おぅおぅ、大丈夫か? パパさん。オレも一緒に行くぞ。心配するな!
夜から痛みを訴え出したパパさんだったが、胃薬を飲んでも良くならず、結局朝になってこうして病院に行くことになった。
犬のオレに何が出来るかって話ではあるのだが、心配なので、やっぱりついていくことにする。
そして……。
――ありがとうな、『みたらし』。細菌性の胃腸炎だって。
――薬飲んだから、しばらくしたら良くなるでしょ。ごめんね、『みたらし』。車の中で留守番させちゃって。

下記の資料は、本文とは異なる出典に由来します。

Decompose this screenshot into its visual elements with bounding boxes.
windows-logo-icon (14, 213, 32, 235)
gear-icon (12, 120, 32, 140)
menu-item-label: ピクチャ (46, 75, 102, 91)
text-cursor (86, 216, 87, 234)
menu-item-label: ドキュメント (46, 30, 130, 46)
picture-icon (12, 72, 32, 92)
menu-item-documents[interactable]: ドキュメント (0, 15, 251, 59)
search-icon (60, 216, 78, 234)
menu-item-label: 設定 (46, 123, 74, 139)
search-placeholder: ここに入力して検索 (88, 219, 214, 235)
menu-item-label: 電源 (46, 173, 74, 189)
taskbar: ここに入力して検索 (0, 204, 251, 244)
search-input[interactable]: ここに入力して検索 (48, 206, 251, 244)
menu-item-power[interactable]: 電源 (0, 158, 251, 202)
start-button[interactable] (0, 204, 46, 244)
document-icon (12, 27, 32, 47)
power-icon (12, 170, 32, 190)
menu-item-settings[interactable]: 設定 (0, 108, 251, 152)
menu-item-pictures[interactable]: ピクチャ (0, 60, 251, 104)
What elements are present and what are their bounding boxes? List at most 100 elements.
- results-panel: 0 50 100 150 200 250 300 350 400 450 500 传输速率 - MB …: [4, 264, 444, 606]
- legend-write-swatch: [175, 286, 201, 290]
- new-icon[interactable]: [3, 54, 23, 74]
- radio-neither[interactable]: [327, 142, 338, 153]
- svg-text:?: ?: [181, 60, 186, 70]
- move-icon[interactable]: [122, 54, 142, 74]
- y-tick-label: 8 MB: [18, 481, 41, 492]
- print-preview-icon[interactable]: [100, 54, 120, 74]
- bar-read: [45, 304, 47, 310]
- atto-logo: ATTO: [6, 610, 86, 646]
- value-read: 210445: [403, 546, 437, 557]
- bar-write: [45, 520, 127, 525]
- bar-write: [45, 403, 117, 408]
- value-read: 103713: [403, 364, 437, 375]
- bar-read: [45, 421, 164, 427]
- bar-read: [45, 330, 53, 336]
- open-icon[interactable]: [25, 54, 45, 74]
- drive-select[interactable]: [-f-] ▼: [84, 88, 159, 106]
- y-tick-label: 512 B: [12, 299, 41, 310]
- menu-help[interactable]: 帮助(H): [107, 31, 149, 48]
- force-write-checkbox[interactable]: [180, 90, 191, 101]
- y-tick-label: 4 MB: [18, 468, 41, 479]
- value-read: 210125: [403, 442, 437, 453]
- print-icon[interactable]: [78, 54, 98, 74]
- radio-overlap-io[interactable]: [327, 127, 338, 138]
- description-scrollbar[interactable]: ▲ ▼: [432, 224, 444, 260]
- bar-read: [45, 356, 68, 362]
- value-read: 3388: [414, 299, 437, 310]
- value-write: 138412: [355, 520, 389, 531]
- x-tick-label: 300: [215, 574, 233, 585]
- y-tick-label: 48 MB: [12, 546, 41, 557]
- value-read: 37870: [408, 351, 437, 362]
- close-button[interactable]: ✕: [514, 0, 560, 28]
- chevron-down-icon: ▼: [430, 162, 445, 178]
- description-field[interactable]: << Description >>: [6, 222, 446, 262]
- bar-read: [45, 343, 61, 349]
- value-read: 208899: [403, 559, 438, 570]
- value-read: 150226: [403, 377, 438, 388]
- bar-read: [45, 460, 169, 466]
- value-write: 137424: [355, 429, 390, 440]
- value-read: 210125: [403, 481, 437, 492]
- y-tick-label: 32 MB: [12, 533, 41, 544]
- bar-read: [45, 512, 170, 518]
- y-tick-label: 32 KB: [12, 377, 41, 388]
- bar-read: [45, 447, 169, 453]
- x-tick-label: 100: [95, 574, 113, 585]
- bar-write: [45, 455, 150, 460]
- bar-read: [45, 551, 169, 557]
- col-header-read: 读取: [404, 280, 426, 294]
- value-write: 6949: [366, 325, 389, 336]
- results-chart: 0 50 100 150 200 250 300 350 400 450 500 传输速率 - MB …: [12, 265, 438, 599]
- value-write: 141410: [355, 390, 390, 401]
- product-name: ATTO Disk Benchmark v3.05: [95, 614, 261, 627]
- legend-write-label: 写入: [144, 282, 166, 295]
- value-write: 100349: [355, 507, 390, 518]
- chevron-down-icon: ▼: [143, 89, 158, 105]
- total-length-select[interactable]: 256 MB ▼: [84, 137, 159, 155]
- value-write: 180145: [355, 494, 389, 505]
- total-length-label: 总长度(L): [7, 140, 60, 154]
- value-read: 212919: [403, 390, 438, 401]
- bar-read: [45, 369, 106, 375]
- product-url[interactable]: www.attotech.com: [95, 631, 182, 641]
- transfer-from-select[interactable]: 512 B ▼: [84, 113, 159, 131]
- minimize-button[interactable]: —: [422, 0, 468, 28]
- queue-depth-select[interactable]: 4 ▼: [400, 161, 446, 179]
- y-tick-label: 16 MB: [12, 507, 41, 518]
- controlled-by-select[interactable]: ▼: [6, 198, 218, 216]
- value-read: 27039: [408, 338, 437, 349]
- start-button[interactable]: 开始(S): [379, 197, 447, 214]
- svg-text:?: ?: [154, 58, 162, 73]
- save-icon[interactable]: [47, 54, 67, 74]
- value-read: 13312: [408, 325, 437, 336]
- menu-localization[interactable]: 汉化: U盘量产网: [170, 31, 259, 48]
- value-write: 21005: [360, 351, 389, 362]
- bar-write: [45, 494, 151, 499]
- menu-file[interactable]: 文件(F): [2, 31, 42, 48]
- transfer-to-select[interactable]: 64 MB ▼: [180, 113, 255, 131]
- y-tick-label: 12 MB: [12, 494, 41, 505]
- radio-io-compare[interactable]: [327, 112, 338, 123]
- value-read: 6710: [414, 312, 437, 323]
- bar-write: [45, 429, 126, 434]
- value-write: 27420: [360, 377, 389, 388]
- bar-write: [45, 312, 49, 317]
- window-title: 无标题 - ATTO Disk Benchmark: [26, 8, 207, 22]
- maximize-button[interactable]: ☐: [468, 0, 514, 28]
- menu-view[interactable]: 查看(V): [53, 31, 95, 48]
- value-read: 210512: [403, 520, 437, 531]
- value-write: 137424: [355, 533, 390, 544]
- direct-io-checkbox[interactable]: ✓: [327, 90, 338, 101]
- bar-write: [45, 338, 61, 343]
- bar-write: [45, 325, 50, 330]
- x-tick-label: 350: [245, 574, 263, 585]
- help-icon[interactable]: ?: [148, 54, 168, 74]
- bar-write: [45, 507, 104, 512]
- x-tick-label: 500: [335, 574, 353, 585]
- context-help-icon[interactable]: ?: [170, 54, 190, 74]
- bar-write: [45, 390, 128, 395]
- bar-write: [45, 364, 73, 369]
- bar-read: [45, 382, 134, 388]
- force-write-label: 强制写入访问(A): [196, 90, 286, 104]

いや、別にオレは構わないんだけどさ。そういえば変に膨れてたお腹、引っ込んでるな、パパさん。出すもの出したのか?
オレの視線に気付いたのか、パパさんが笑う。
――あれかな。ラーメン屋に置いてあった生ニンニク。しこたまブチ込んだけど、いつからここに置いてあったんだって感じだったもんな、アハハ。
アハハ、じゃないよ、パパさん。あんまり心配させんなよ。
動けるようになって良かったな、パパさん。
でもまだ完治したわけじゃないんだから、無理はするなよな。